You may also consider switching to a silicone-based hydrogel lens. These types of lenses do not allow water to evaporate as readily as others. They may reduce dry eye better than regular hydrogel contacts.
Proclear is the only brand of disposable lenses that are FDA-approved to help reduce the sensation of dry eye discomfort. It contains phosphorylcholine, which is supposed to attract water and keep your eyes feeling moist.
Lens water content
Soft contact lenses are categorized by how much water they contain.
High-water content lenses are more likely to cause dry eyes than those with low water content. They tend to send more moisture to the eye when you first put them in but can dry out faster. You may need to try lenses with different water contents until you find the one that works for you.
Most contact lenses measure about 9 millimeters across. They cover just the iris, the colored part of the eye.
Scleral contact lenses typically measure 15 to 22 millimeters across. They cover part of the white area of the eye, known as the sclera. Scleral lenses are gas-permeable, meaning they let oxygen reach the eye’s surface. Some people report an improvement in symptoms with this type of lens.
A change in solutions
Sometimes the problem is not with your contact lenses but with the solution you’re using to clean them. Some solutions contain preservatives that can irritate your eyes and leave them dry. Others have materials that may not be compatible with specific soft contact lenses and can cause a reaction.
Care for your contact lenses
There are a variety of options to help you relieve dry eyes.

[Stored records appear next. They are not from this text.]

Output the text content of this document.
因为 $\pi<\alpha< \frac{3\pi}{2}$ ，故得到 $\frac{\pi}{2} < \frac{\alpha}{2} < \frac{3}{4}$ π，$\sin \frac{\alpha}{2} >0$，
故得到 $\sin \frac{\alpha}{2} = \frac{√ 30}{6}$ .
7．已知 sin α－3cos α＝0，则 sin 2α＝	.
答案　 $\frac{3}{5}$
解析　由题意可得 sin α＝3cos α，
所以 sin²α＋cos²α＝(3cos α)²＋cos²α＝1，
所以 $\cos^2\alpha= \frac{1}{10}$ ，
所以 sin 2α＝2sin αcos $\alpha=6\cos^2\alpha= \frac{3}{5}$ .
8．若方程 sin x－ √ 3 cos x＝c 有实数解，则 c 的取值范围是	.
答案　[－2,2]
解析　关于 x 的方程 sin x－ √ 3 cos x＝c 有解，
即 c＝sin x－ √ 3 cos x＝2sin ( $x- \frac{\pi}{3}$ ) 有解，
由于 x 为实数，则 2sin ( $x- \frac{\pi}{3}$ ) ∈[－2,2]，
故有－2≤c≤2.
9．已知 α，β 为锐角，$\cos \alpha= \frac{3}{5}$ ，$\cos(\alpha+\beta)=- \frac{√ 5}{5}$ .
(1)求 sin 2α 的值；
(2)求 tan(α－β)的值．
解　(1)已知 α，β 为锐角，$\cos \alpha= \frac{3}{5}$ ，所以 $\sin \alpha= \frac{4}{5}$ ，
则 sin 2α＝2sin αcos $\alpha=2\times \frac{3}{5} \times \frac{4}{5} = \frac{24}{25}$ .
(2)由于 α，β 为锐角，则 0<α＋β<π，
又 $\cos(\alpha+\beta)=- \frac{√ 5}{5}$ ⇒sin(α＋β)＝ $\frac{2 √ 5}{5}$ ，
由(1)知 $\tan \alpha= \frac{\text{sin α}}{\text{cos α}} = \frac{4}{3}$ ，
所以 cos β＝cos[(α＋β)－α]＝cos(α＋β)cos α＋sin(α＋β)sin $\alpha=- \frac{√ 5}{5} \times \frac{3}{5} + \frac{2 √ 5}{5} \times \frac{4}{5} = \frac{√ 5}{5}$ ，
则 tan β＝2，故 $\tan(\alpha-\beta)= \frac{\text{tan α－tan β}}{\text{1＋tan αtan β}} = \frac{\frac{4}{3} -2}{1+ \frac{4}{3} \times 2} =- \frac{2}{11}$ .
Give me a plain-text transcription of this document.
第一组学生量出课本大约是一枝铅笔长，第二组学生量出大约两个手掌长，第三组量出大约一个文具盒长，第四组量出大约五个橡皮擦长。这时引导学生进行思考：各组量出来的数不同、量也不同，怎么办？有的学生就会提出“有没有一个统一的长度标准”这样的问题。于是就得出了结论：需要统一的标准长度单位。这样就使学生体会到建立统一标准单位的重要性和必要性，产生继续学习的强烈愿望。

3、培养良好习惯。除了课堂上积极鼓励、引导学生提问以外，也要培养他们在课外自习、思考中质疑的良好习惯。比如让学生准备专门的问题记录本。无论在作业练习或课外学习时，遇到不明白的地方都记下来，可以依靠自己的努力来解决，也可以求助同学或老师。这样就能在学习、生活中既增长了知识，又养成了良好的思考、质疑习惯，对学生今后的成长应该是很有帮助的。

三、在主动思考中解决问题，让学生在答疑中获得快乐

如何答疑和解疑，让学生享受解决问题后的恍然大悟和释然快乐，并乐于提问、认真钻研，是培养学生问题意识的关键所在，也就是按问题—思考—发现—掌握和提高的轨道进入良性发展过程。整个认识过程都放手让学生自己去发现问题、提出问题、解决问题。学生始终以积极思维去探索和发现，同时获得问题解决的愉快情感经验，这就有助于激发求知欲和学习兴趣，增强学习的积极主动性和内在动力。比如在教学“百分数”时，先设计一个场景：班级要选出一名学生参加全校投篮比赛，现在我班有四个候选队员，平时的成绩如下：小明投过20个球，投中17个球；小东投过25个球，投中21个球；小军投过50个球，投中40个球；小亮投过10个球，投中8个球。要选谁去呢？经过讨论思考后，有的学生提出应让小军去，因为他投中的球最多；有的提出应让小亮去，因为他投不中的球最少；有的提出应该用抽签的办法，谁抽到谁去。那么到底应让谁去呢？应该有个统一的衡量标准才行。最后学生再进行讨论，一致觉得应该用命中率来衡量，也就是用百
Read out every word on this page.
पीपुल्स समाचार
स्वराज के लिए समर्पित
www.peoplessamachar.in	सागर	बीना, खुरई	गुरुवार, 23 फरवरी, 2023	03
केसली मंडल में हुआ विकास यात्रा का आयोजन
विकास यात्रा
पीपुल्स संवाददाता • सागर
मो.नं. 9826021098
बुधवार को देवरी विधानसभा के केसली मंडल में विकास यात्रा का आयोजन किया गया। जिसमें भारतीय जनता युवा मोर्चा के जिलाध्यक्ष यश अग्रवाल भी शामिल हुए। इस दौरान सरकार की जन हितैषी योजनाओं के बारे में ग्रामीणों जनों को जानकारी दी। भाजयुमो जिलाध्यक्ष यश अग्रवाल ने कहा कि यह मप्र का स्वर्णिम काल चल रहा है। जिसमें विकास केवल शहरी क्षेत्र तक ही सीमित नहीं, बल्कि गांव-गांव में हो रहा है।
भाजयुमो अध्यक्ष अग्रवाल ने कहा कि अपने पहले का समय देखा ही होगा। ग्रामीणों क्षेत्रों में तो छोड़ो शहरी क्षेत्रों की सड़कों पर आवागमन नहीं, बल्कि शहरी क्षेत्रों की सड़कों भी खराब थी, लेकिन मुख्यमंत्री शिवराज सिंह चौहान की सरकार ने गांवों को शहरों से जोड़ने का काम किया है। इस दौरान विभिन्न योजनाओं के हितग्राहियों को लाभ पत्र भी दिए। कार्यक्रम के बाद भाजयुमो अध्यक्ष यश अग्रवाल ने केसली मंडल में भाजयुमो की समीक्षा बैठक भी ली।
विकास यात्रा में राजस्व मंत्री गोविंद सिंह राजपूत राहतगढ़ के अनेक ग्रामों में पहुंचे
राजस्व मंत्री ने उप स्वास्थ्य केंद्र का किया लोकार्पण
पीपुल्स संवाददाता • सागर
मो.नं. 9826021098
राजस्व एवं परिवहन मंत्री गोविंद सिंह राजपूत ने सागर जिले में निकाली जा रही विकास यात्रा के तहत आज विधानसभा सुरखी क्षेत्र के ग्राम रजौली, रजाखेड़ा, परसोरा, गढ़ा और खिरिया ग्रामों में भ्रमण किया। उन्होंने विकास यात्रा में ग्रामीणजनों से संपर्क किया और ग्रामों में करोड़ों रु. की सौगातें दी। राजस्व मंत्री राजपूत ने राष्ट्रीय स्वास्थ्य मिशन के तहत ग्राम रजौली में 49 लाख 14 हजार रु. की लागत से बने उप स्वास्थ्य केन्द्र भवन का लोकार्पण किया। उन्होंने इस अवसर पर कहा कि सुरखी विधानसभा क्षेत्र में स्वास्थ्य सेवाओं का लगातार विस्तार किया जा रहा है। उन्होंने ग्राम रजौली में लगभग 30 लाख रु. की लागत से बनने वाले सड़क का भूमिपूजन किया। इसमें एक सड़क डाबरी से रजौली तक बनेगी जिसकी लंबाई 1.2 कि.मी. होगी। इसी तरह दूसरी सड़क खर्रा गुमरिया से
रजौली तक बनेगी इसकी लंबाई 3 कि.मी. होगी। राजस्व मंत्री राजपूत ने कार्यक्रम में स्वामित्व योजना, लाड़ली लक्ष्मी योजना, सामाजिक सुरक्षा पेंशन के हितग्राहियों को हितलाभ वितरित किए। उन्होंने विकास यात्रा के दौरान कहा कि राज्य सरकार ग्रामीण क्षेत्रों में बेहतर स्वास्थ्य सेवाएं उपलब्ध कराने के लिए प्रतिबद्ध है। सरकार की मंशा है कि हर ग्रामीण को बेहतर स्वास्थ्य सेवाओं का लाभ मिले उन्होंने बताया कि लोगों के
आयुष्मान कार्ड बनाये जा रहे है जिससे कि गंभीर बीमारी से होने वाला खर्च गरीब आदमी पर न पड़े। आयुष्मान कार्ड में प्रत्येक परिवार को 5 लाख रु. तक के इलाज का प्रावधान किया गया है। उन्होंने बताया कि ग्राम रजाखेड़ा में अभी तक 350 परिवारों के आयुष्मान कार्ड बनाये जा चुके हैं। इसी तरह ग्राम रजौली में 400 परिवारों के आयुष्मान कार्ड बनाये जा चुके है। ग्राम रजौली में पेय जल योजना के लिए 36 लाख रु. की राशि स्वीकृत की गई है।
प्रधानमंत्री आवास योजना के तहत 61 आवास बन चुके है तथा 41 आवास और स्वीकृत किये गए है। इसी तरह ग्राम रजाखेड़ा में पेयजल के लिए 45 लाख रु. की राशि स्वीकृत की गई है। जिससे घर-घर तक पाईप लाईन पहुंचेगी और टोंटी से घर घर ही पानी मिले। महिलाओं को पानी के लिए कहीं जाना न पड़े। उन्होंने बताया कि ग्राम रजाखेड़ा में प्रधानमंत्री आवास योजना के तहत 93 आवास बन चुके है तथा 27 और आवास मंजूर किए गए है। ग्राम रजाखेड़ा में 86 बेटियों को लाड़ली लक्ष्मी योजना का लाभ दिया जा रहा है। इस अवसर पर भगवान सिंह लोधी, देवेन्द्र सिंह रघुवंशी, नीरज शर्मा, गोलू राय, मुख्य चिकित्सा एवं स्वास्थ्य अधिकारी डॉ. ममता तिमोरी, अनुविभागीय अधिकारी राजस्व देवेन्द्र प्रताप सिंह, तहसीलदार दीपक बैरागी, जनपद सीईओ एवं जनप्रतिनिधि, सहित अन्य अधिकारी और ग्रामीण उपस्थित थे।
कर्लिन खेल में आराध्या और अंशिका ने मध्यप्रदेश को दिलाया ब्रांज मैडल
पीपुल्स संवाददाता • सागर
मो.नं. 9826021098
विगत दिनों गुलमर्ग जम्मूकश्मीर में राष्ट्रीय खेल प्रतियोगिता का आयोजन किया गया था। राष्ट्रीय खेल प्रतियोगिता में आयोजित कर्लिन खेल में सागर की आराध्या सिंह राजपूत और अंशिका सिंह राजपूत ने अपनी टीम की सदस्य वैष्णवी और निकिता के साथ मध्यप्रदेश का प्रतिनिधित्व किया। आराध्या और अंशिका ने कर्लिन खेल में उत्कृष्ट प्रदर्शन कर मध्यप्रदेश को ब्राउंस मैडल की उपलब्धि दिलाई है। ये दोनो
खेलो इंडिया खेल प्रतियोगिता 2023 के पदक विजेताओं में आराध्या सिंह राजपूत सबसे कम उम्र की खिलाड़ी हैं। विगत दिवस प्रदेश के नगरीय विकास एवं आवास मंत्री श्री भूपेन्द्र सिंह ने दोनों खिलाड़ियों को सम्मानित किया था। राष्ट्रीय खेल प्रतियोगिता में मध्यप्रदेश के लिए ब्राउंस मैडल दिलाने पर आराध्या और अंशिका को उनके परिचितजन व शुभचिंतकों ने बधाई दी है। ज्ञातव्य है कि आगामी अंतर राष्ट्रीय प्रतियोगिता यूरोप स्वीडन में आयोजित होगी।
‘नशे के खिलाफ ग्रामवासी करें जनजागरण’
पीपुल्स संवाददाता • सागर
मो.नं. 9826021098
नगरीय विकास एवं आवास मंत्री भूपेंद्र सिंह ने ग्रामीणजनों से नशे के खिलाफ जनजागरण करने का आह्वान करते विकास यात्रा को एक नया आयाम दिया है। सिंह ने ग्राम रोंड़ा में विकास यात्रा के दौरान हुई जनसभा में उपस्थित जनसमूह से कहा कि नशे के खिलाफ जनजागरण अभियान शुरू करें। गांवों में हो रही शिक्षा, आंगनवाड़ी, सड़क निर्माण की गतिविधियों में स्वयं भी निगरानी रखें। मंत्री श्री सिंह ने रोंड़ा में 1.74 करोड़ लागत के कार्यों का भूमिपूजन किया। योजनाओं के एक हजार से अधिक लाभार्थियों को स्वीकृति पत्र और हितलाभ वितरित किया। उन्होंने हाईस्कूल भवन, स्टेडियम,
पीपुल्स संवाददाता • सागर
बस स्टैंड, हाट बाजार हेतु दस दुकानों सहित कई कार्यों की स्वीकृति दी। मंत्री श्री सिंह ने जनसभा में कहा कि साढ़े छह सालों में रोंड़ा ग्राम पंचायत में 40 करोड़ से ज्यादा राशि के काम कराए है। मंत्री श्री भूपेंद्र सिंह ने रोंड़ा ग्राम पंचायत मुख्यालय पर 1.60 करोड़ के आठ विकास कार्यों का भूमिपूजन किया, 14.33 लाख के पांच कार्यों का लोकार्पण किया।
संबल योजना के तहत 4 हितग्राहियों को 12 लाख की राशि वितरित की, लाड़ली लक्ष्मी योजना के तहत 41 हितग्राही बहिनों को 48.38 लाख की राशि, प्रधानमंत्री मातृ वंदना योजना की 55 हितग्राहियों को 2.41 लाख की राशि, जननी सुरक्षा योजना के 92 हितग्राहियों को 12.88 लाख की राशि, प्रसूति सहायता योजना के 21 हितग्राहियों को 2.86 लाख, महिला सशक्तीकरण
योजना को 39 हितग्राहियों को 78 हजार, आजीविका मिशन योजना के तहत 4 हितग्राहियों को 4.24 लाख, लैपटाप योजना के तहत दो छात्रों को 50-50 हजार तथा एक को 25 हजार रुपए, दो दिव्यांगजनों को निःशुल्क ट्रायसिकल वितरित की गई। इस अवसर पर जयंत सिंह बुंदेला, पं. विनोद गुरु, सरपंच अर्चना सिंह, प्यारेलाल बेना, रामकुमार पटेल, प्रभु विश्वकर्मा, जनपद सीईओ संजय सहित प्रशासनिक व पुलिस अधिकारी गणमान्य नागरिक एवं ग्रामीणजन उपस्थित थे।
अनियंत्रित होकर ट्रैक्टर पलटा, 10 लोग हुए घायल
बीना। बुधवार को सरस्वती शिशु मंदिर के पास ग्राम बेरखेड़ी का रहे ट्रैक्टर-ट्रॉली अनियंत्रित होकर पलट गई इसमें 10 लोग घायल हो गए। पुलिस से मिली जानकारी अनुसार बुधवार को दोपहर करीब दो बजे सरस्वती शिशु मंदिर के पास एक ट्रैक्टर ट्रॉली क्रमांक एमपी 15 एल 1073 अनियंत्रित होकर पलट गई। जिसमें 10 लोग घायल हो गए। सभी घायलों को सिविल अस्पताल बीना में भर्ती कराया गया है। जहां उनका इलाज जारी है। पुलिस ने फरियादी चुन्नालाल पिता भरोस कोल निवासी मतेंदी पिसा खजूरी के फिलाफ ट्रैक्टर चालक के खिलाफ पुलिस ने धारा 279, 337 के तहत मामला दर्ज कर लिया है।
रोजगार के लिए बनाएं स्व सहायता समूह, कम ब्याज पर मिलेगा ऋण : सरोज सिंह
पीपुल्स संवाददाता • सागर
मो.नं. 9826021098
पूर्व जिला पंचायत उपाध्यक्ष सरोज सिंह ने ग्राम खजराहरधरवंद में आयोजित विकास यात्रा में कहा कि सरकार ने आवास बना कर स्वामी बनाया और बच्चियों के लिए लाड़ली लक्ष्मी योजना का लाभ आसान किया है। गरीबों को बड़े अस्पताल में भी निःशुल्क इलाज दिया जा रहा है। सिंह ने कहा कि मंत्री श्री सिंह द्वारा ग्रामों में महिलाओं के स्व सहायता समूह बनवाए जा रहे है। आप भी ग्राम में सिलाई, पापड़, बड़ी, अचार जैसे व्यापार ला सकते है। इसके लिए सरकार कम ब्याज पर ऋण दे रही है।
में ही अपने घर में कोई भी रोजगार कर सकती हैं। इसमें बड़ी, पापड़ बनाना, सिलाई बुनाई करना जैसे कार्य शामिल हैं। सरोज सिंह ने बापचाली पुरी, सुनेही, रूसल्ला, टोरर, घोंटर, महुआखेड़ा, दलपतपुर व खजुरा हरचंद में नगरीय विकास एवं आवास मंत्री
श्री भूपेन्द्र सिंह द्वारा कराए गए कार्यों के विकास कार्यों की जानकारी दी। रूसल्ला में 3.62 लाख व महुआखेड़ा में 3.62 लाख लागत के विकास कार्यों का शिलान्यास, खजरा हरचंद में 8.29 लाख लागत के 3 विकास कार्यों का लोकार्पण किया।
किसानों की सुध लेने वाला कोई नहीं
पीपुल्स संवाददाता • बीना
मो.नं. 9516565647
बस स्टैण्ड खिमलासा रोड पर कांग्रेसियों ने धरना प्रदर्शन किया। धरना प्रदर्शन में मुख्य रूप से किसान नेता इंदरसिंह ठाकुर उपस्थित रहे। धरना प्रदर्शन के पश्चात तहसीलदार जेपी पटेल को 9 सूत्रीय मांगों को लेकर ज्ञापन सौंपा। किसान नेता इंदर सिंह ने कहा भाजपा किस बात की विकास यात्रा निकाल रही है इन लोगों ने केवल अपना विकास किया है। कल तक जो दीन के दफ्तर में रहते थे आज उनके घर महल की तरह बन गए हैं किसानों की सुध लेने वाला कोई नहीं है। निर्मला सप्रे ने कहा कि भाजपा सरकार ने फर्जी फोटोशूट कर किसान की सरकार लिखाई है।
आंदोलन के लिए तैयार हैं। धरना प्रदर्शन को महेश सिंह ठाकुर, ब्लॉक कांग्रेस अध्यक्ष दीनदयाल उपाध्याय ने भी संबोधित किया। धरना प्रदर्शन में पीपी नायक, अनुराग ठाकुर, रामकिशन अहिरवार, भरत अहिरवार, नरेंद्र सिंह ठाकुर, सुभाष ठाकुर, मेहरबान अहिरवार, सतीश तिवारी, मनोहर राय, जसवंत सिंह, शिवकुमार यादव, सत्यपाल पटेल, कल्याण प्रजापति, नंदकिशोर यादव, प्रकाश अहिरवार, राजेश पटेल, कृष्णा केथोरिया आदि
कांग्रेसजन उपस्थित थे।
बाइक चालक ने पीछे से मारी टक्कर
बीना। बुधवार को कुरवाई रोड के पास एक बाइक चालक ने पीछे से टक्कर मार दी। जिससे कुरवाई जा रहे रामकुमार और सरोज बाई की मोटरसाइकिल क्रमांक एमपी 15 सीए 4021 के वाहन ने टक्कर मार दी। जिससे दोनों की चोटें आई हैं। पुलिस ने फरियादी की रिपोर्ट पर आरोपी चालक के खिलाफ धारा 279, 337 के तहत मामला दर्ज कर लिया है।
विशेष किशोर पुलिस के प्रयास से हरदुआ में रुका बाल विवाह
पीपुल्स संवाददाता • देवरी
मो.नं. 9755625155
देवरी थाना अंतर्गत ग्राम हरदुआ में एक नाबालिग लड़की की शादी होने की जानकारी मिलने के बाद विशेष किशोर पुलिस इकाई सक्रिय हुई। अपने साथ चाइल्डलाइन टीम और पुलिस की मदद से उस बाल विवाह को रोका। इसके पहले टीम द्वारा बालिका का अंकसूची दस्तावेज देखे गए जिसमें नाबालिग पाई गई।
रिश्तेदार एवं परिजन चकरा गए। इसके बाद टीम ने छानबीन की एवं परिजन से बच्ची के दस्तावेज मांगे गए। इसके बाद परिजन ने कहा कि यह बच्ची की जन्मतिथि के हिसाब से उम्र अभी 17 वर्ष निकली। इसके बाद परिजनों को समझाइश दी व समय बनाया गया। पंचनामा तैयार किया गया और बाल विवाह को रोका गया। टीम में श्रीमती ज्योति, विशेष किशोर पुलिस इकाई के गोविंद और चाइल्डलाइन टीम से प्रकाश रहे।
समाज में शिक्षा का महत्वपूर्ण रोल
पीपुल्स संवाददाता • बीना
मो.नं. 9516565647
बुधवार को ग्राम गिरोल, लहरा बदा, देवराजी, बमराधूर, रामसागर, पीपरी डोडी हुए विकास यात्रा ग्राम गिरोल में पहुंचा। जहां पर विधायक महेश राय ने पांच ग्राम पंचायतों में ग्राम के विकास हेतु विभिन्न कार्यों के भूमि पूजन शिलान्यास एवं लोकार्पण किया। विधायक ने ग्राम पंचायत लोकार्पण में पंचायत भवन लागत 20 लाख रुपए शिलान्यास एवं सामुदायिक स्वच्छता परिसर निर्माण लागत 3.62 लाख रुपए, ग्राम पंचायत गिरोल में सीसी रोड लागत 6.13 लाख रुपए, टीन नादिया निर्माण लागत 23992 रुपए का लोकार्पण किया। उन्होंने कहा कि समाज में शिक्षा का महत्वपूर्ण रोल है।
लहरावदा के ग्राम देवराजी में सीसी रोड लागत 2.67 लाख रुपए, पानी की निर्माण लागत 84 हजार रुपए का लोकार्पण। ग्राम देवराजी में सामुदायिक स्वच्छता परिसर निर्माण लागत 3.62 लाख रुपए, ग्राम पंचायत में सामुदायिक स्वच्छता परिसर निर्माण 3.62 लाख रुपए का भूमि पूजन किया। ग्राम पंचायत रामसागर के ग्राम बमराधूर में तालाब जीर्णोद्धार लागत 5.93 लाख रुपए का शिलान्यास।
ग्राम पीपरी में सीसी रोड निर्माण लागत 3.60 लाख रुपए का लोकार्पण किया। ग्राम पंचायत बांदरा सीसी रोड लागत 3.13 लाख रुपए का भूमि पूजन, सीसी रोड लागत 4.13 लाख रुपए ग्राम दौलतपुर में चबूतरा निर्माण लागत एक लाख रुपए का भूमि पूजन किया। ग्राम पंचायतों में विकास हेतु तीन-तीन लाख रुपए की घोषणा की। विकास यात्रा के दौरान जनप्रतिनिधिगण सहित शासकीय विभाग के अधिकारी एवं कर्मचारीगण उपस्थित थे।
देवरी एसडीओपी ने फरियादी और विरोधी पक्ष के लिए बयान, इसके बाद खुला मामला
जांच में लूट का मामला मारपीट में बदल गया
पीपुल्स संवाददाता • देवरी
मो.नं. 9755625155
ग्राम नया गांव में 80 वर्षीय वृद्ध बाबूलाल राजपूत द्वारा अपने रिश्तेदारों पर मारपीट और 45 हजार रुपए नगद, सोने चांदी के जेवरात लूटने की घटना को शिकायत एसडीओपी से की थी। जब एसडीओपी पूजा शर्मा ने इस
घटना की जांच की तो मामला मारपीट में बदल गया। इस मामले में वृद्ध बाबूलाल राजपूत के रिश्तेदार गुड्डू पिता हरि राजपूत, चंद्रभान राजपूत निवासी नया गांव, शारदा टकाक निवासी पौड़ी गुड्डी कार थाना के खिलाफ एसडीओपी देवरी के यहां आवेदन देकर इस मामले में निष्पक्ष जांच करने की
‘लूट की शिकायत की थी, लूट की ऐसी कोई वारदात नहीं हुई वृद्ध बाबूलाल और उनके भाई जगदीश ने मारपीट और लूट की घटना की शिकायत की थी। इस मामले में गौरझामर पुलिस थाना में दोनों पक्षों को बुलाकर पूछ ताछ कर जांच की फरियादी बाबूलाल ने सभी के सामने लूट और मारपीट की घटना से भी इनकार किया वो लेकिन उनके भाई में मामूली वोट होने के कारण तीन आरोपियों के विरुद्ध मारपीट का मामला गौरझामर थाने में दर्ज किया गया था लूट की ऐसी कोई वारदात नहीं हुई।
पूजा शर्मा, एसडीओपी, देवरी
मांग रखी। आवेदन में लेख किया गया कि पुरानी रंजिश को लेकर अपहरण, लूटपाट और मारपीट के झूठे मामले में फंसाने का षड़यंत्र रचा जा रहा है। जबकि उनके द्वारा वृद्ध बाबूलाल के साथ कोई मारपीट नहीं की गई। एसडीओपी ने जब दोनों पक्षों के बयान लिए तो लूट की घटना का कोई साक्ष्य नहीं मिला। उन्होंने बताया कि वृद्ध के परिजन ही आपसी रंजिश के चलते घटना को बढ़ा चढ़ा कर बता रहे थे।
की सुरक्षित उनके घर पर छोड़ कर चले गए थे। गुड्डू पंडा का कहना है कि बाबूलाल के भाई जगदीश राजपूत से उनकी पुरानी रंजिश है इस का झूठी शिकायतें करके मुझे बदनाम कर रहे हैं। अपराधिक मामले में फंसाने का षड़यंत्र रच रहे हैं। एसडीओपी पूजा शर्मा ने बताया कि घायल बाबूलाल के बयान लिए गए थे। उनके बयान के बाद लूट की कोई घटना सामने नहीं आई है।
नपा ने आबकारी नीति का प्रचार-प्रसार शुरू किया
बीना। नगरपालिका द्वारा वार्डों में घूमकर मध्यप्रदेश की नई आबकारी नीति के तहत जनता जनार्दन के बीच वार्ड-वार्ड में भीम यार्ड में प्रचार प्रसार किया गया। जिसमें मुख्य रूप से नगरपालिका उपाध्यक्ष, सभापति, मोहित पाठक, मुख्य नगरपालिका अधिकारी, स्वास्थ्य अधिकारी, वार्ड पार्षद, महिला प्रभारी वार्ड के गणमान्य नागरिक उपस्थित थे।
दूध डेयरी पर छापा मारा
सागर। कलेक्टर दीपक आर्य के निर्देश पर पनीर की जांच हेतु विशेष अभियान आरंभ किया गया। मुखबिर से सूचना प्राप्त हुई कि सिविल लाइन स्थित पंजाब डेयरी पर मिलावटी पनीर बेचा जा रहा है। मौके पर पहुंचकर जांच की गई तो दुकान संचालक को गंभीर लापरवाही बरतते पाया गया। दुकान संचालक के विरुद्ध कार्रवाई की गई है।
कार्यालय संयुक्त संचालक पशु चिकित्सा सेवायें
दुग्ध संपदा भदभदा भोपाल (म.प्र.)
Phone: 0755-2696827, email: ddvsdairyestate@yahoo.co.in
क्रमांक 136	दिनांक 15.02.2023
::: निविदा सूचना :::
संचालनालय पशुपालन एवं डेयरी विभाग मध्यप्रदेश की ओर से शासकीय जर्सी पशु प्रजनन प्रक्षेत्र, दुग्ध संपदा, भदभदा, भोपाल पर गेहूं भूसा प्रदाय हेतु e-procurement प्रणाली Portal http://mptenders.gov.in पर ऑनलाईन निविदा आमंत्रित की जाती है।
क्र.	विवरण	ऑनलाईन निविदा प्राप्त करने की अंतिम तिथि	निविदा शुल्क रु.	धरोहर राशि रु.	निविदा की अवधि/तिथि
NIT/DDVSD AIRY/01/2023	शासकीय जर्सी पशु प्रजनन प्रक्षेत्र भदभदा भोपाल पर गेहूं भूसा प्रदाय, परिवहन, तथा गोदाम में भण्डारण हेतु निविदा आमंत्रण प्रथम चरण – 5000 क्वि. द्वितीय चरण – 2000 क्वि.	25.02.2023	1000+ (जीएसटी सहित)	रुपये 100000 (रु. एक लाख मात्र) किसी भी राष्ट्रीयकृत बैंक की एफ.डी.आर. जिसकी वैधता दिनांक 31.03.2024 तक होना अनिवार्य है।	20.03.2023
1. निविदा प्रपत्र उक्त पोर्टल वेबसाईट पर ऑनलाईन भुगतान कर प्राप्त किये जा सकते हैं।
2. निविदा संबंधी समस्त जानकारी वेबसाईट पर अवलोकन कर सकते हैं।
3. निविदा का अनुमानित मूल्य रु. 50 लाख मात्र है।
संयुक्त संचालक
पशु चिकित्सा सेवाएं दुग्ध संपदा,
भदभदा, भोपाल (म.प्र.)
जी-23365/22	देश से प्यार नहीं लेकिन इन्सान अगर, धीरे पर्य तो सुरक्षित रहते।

Switching to a different type of contact lens is an excellent place to start. Taking care of your lenses is another crucial step. Keep them clean and change them as recommended. Only wear your lenses for the amount of time your eye doctor prescribes.
Moisten your eyes with rewetting drops before putting in your contact lenses. Use the drops throughout the day, so your eyes stay moist. When you’re in an arid environment, like a heated room during winter, you may need to use drops more often. If your eyes are sensitive, try a preservative-free brand of eye drop.
You may need to temporarily stop wearing your contacts if you’re still having problems after trying different lenses and solutions. Rehydrate your eyes with preservative-free tears for a few days to let your eyes recover. Follow your doctor’s advice before trying the contacts again.